A tu per tu con la giovane artista vercellese, attualmente in rotazione con un brano sarcastico che esorcizza la paura del futuro.
Tra gli artisti che si sono fatti notare nel corso dell’ultima edizione di Musicultura, spicca la talentuosa Francesca Sarasso, che si è aggiudicata sia il Premio della Critica, che il Premio per la Miglior Musica con il suo singolo d’esordio intitolato “Non c’incontriamo mai”. A pochi mesi da questo importante debutto, torna con un brano arguto e al tempo stesso accattivante, che descrive questa epoca incerta con estrema leggerezza.
Ciao Francesca, benvenuta su Musica361. Partiamo dal tuo nuovo singolo “Leggimi la mano”, cosa rappresenta per te questa canzone?
Rappresenta me stessa, le domande e i dubbi che mi accompagnano nel quotidiano, il momento che sto affrontando e descrive, nella maniera più giusta, tutta l’incertezza che sto vivendo. Questo pezzo mi è servito per esorcizzare la paura del domani, al punto da arrivare ad un’unica conclusione: la vita merita di essere vissuta senza preoccuparsi troppo del futuro.
Personalmente credi nell’astrologia e nei tarocchi?
No e questa esperienza mi è servita per avvalorare la mia laicità nei confronti di questo tema, per questo motivo ho voluto parlarne in maniera ironica. Sono sicuramente incuriosita da quello che sarà domani, perché ho molta fame di sapere e sono parecchio ambiziosa, ma affronto l’argomento con un po’ di sano scetticismo, senza prenderlo troppo sul serio.
Quando hai capito esattamente che avresti voluto vivere di musica?
Subito, da bambina, quando ho iniziato a studiare il pianoforte. Ho trascorso la mia infanzia a chiedere ai miei amici e ai miei compagni di scuola di creare una band, mentre loro avevano altri interessi, naturalmente. Suonare è sempre stato il mio chiodo fisso.
Lo scorso anno hai partecipato a Musicultura, una manifestazione di cui non si parla mai abbastanza, o almeno quanto meriterebbe.

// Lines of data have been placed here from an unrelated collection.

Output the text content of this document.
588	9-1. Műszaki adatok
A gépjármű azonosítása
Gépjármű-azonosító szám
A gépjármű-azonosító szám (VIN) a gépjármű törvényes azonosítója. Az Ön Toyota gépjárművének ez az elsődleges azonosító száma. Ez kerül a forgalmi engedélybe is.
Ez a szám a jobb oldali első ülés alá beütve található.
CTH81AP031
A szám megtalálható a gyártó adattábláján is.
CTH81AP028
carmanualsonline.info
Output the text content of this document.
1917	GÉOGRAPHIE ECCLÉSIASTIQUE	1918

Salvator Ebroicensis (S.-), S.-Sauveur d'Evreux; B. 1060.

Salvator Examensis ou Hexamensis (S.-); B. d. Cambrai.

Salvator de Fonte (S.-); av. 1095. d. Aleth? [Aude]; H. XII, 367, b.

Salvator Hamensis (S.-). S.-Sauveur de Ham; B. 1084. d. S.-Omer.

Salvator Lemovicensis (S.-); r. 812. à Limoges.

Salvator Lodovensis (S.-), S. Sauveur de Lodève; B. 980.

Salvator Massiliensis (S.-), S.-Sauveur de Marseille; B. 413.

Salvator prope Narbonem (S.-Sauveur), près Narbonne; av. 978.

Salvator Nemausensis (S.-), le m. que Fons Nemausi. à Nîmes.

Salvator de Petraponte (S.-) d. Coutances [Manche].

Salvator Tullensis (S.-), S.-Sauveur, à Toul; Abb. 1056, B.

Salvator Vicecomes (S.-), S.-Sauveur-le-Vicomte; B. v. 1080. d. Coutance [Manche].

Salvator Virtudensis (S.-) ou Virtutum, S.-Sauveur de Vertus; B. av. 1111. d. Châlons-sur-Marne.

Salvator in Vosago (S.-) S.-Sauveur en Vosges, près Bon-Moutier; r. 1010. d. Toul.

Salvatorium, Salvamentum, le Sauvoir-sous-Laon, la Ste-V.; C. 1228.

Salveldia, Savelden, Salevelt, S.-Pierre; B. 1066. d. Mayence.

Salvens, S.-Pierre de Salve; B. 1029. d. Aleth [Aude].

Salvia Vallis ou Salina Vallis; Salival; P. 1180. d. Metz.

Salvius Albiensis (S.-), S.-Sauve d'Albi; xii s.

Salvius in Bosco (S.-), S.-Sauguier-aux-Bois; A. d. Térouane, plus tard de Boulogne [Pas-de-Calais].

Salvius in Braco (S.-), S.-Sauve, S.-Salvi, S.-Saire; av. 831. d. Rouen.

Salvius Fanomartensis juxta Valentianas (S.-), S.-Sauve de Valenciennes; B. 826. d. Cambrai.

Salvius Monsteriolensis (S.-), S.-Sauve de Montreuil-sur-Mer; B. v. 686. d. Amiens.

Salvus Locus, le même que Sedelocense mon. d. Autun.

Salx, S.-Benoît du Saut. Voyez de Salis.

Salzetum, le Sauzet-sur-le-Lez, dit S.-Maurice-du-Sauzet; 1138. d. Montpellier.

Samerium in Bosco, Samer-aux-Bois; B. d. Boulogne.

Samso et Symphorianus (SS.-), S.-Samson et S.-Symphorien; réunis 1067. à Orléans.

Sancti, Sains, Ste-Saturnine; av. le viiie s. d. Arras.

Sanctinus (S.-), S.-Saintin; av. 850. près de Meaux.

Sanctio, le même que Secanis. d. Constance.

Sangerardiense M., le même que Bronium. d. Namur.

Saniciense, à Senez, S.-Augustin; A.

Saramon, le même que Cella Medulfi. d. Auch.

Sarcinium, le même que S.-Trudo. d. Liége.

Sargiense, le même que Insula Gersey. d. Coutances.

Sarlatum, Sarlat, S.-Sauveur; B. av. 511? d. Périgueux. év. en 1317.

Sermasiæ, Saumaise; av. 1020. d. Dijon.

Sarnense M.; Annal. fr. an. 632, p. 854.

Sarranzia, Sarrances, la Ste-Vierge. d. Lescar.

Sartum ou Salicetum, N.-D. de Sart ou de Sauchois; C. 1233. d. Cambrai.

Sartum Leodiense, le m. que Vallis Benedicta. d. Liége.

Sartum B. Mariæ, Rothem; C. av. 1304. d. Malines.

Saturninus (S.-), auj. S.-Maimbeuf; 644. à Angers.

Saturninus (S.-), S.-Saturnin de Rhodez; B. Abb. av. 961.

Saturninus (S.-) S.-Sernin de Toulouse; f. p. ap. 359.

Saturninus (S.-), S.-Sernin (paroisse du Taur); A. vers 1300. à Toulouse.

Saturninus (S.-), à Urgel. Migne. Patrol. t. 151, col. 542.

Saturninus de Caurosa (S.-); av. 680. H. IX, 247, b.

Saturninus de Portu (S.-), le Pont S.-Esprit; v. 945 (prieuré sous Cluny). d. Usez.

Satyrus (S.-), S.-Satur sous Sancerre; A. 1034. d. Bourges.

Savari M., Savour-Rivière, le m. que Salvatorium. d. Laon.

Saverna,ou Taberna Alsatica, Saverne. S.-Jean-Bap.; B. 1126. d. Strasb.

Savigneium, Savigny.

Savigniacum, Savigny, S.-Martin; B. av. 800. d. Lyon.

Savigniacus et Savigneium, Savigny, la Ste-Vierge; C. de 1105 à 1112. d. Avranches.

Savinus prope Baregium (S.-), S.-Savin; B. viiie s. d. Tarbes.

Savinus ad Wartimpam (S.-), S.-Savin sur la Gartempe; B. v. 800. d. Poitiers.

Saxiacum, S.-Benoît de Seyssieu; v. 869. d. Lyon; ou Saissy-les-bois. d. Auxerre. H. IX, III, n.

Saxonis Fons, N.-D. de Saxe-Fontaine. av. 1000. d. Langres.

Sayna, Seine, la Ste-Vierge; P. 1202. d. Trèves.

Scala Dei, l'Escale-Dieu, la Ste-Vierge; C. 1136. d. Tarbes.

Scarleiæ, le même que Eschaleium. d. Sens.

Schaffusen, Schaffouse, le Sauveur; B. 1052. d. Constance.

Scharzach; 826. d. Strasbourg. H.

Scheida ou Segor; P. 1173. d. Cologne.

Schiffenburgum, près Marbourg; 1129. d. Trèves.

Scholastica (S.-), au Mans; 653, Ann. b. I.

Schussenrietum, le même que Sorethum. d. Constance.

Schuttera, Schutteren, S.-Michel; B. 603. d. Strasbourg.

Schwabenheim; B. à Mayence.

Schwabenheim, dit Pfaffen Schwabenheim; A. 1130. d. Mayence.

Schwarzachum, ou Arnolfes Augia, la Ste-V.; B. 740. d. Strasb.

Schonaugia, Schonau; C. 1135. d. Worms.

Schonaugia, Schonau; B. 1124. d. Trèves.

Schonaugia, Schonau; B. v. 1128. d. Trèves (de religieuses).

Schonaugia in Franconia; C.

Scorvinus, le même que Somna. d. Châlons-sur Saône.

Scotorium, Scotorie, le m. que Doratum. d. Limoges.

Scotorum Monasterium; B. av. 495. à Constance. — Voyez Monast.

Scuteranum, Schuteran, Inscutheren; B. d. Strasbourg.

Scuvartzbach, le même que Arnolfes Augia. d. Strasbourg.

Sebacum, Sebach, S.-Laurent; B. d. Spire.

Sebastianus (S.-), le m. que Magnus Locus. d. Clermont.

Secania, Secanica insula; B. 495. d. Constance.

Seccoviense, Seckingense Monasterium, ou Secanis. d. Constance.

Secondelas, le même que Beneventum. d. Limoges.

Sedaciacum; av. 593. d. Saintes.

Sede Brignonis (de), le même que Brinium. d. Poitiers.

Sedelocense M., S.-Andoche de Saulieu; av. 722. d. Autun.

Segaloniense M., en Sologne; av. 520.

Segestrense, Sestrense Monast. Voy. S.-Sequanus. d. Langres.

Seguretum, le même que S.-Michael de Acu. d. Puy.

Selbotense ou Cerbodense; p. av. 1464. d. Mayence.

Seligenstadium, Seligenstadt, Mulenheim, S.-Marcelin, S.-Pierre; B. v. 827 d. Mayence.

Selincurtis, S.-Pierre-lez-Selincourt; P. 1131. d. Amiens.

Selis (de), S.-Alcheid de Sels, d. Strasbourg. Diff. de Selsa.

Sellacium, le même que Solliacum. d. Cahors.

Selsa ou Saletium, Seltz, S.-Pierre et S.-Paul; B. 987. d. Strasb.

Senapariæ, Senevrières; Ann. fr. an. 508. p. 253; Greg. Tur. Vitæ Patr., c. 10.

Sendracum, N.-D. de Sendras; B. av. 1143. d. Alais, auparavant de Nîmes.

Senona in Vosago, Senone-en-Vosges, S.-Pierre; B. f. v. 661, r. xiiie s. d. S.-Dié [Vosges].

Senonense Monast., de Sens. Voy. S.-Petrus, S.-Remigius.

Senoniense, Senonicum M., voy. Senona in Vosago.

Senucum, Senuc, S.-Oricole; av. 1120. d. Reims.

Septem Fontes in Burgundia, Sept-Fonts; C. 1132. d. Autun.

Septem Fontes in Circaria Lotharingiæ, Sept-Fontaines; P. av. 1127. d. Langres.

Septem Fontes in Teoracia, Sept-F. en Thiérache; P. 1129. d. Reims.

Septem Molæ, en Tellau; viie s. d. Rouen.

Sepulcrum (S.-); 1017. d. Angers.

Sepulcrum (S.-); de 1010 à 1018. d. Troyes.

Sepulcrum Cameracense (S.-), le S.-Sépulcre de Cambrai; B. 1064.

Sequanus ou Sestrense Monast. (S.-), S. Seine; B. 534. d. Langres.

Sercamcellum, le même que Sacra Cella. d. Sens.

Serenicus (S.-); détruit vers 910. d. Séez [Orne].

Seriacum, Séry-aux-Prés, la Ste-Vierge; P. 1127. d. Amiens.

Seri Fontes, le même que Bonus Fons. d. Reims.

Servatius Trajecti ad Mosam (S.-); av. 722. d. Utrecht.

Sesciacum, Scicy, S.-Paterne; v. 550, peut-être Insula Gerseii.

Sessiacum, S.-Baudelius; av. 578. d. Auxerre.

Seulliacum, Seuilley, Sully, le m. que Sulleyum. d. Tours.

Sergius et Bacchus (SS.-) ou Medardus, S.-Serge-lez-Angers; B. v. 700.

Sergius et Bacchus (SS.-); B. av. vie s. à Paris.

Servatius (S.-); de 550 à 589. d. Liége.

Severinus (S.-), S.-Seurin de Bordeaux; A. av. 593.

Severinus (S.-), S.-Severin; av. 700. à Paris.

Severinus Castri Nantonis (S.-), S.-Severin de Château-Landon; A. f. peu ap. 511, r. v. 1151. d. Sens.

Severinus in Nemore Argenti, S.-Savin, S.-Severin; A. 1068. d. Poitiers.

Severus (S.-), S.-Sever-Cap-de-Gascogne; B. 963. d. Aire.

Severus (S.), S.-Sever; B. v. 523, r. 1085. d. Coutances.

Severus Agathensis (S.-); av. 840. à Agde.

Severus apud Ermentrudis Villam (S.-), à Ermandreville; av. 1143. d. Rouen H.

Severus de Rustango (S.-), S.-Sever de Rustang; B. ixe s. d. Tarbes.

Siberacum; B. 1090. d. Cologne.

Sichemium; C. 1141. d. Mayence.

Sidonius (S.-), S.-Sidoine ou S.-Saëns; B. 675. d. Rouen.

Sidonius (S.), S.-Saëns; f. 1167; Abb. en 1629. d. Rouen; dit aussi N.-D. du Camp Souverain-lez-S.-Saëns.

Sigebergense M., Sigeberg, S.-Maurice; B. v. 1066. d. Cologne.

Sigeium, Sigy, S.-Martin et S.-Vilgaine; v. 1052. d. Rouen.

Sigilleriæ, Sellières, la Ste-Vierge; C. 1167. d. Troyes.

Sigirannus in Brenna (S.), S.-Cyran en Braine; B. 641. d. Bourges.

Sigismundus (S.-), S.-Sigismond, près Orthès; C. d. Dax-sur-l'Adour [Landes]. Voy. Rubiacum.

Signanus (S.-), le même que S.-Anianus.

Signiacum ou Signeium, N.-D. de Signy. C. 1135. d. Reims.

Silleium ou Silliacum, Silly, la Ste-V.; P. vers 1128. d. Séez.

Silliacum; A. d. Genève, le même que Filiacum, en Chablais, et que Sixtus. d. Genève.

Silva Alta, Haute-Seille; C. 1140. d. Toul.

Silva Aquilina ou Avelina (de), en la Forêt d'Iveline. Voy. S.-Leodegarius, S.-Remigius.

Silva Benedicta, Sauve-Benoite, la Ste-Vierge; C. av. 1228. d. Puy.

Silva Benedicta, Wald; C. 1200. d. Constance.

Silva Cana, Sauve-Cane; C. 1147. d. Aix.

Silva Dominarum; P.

Come descriveresti questa esperienza?
Piena, perché mi ha fatto attraversare ogni genere di stato d’animo, dall’ansia alla felicità, e che mi ha portato a crescere in maniera esponenziale, anche se sono passati pochi mesi, non mi sento più quella di prima. E’ un Festival che merita di essere maggiormente conosciuto, non solo dagli addetti ai lavori. Musicultura è una fabbrica di opportunità, che ti permette di conoscere realtà diverse dalla tua, un aspetto che ho sempre trovato stimolante.
E’ vero, come dicono, che è un tipo di rassegna dove si avverte meno la competizione?
Dal mio punto di vista mi sono concentrata solo sulla mia performance, per dare tutta me stessa e fare a tutti i costi bella figura. C’è sicuramente competitività, perché si tratta pur sempre di un concorso, ma viene vissuta in maniera sana, perché c’è stima e confronto tra gli artisti in gara.
La tua musica in qualche modo unisce il cantautorato al pop dimostrando, contrariamente al parere degli scettici un po’ snob, che tra i due generi c’è del feeling. Quale credi sia il loro filo conduttore?
Più che un filo conduttore credo che possano tranquillamente coesistere entrambe le forme, trovo sbagliato inscatolare ed etichettare ogni tipo di genere. Personalmente penso che si possa fare cantautorato in modo fresco e che la musica pop non sia per niente frivola, anzi, creare una canzone leggera e apparentemente spensierata non è per niente facile. Trovo che siano due mondi paralleli, che debbano più spesso incontrarsi, conciliarsi e fondersi in un unico abbraccio musicale.